Kepedihannya sangat dalam, ia menyesal dengan kondisi tersebut. Nia seolah tak percaya, karena dua minggu lalu ketika ayahnya tak bisa menemui Nia, sang ayah berjanji akan menemuinya sekitar tanggal 30 Mei nanti. "Tapi ternyata tak bisa, Tuhan lebih sayang papa," katanya. Bagaikan gerimis yang tak terhenti, air matanya kembali mengalir, Nia seolah tak percaya dengan kondisi tersebut.

Foto Robertus Rimawan - Nia Tiwatu (baju putih) bersama keluarga dan kerabatnya.

Selama ini ia tak mendapat firasat apa-apa, namun saat latihan paduan suara gereja malam harinya, di hari terjadinya kecelakaan tersebut Rabu (6/5), Nia merasa gelisah. Perasaannya tak nyaman, namun ia tak tahu apa penyebabnya. Saat pagi ia menonton berita di televisa terkait kecelakaan tersebut perasaannya kembali tak enak. "Jangan-jangan papa saya ada di sana, soalnya sehari sebelum kejadian di status BBM (BlackBerry Messenger) papa tertulis di Halim (Bandara Halim Perdanakusuma)," jelasnya.

Dan benar, siangnya ia mendapat telepon dari mama kandungnya yang berada di Timika Papua, diduga sang ayah berada di dalam pesawat yang kecelakaan. Ia hanya bisa menangis dan sedih, karena ia baru merasakan kehadiran dan kasih sayang sang ayah. Meski jarang bertemu, hampir tiap hari selalu komunikasi melalui telepon maupun BBM. Ia tak bisa lupa, sang ayah selalu mengingatkannya untuk kuliah yang rajin dan segera wisuda, dan rencananya Steven akan mencarikan pekerjaan yang tepat sesuai basic keilmuan anaknya di Jakarta.

Namun keinginan tersebut pupus, demikian juga janji bertemu dan jalan-jalan di akhir bulan Mei tak bisa ditepati Steven. Kini hanya sedikit harapan dan mukjizat, Nia terus berdoa agar sang ayah bisa selamat dari kecelakaan tersebut. "Papa selalu bilang sayang sama Nia, selalu mengingatkan agar melakukan yang terbaik, namun ternyata hanya sampai di sini," jelasnya terbata. Mata Nia sembab, hidung memerah karena usapan tangan untuk menghapus air matanya.

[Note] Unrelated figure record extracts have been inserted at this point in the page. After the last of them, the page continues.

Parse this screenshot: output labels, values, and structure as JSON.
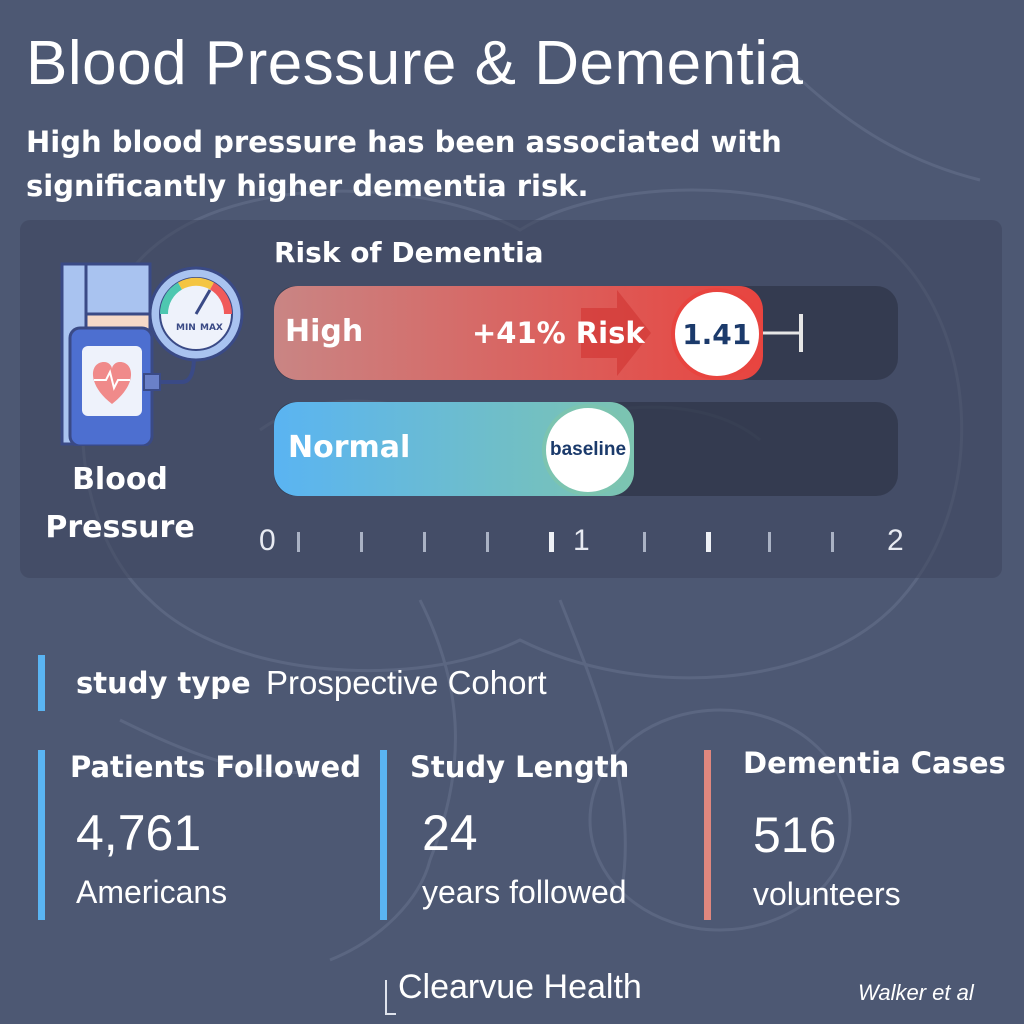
{
  "header": {
    "title": "Blood Pressure & Dementia",
    "subtitle": "High blood pressure has been associated with significantly higher dementia risk."
  },
  "illustration": {
    "icon": "blood-pressure-monitor-icon",
    "gauge_min": "MIN",
    "gauge_max": "MAX",
    "label_line1": "Blood",
    "label_line2": "Pressure"
  },
  "chart_data": {
    "type": "bar",
    "title": "Risk of Dementia",
    "categories": [
      "High",
      "Normal"
    ],
    "values": [
      1.41,
      1.0
    ],
    "value_labels": [
      "1.41",
      "baseline"
    ],
    "annotation": "+41% Risk",
    "error_bar_upper": 1.72,
    "xlim": [
      0,
      2
    ],
    "x_tick_labels": [
      "0",
      "1",
      "2"
    ],
    "minor_ticks": 0.1,
    "orientation": "horizontal",
    "grid": false
  },
  "study": {
    "type_label": "study type",
    "type_value": "Prospective Cohort",
    "stats": [
      {
        "label": "Patients Followed",
        "value": "4,761",
        "unit": "Americans"
      },
      {
        "label": "Study Length",
        "value": "24",
        "unit": "years followed"
      },
      {
        "label": "Dementia Cases",
        "value": "516",
        "unit": "volunteers"
      }
    ]
  },
  "footer": {
    "brand": "Clearvue Health",
    "credit": "Walker et al"
  },
  "colors": {
    "background": "#4d5873",
    "high_bar_start": "#c98584",
    "high_bar_end": "#e8443f",
    "normal_bar_start": "#5ab4f2",
    "normal_bar_end": "#7cc4b0",
    "accent_blue": "#5ab4f2",
    "accent_red": "#e0877e",
    "label_blue": "#1b3a6b"
  }
}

Saat ini, kakek dan Neneknya masih di Jakarta untuk menunggu berita tentang ayahnya. "Saya tetap akan ke Jakarta nanti bila sudah ada kepastian, rencananya papa akan dimakamkan di Jakarta agar Tante Anna (istri di pernikahan kedua Steven atau ibu tiri Nia) bisa lebih dekat menengok," katanya. Meski ada keinginan dari kakek dan neneknya, Steven bisa dimakamkan di Tondano di tanah kelahirannya mengingat keluarga besar ada di sana.

Steven Hanya Diajak

Terkait perjalanan menggunakan pesawat Sukhoi Superjet 100 menurut Nia, sang ayah hanya diajak oleh temannya. Raymond Mandey teman ayahnya urung berangkat karena terlambat. Raymond menurut Nia juga ikut diajak dalam uji coba penerbangan pesawat buatan Rusia tersebut. Nia mengaku tak menyalahkan siapapun dalam peristiwa ini karena semua merupakan takdir Tuhan.

Kondisi ini justru menguatkan Nia untuk segera lulus kuliah. "Saya ingin membuat papa bahagia di surga, saya ingin segera lulus, papa pasti bangga," katanya. Matanya bersinar, senyumnya tersungging meski ada kepedihan dibaliknya. Ia berjanji akan melakukan yang terbaik untuk masa depannya dan tak lupa mendoakan agar jalan sang ayah dilapangkan.